The use of HLA matching to allocate kidneys diverts organs from candidates who have prolonged waiting periods; an inequity that is disproportionately borne by African American recipients. Therefore, any allocation system that uses HLA matching has inherent ethnic bias. To this end, the conference proposed an allocation point change that has recently been adopted and incorporated into UNOS guidelines. However, points are still being offered for the DR mismatch combination, and there is still mandatory national sharing of zero ABDR mismatched organs.

Eliminating nearly every variable except waiting time to allocate kidneys will also ensure patient readiness for kidney transplantation. Maintaining and monitoring the health status of patients once they are on the list is only practical if one can predict within a defined short (i.e. 6 months) period when they are likely to receive a transplant. Then the patient can be evaluated at the transplant center at a reasonable time prior to transplantation for optimal medical preparation. This is another HLA-independent reason why recipients of living-donor kidneys do well post transplant. What has not been quantified is the extent to which kidney transplant outcome from deceased donors is adversely affected by an inefficient system of ensuring patient readiness.

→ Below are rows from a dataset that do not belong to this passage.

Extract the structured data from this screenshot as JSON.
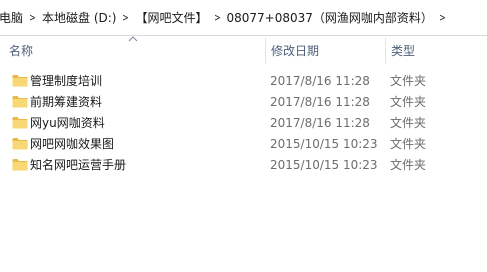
{
  "breadcrumb": [
    {
      "label": "电脑"
    },
    {
      "label": "本地磁盘 (D:)"
    },
    {
      "label": "【网吧文件】"
    },
    {
      "label": "08077+08037（网渔网咖内部资料）"
    }
  ],
  "columns": {
    "name": "名称",
    "date": "修改日期",
    "type": "类型"
  },
  "files": [
    {
      "name": "管理制度培训",
      "date": "2017/8/16 11:28",
      "type": "文件夹",
      "icon": "folder-icon"
    },
    {
      "name": "前期筹建资料",
      "date": "2017/8/16 11:28",
      "type": "文件夹",
      "icon": "folder-icon"
    },
    {
      "name": "网yu网咖资料",
      "date": "2017/8/16 11:28",
      "type": "文件夹",
      "icon": "folder-icon"
    },
    {
      "name": "网吧网咖效果图",
      "date": "2015/10/15 10:23",
      "type": "文件夹",
      "icon": "folder-icon"
    },
    {
      "name": "知名网吧运营手册",
      "date": "2015/10/15 10:23",
      "type": "文件夹",
      "icon": "folder-icon"
    }
  ],
  "colors": {
    "folder_fill": "#f8d775",
    "folder_tab": "#e9b949",
    "header_text": "#4c607a"
  }
}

An interesting local solution to this issue has been in place for nearly a decade in Northern California served by the California Donor Network (6). Local kidneys from deceased donors are not allocated according to HLA matching. This may be a reasonable system of allocation at select centers. For example, the University of California at San Francisco (UCSF) Medical Center has over 3000 individuals awaiting cadaveric kidney transplantation. It is an impossibility to expect that all patients will be ready at all times to receive a cadaveric kidney. That is what is currently required when HLA matching affects allocation. How well do adult recipients of kidneys from deceased donors do at UCSF? Data from the Scientific Registry of Transplant Recipients (SRTR) recently showed UCSF to be one of only six US transplant centers in which adult recipients of kidneys from deceased donors enjoy 3-year allograft survival rates statistically significantly higher than calculated expected results (7). They also found that this allocation method resulted in a more equitable distribution of organs among different ethnicities based on equalization of waiting time.

Center by center, we now know that we do not stand alone in trying to solve these problems. New paradigms of improving access to kidney transplantation need exploration based on the variables so effectively reported by Gaston et al. One size (national policy) may not necessarily fit all equally well. The powerful data collection and analyses systems that have been established (e.g. SRTR) are very useful to guide national policy, but should also be more heavily utilized to guide local allocation variances in smaller districts. It is now possible to customize the weight of the allocation variables through data analyses tailored to consider the demographic characteristics for a specific geographic region in the US to better balance the equity/utility discord.

The consequences of patients not being ready in a timely manner are likely to be more profound than we are willing to admit. Open challenge to allocating kidneys for adult transplantation based on systems that dilute the importance of waiting time is constructive activity. The medical culture and politics of waiting-list management are vastly understudied; that is why this report is so important. It challenges transplant professionals, and others, to enact practices that improve the well-being of the community – and to do so without ethnic or gender bias. This report is an important contribution, illuminating on a national scale what we feel are very difficult problems to solve locally – managing an increasingly large waiting list, removing ethnic bias, and improving outcomes. Much of what currently is must be actively changed. In the meantime, life lies waiting.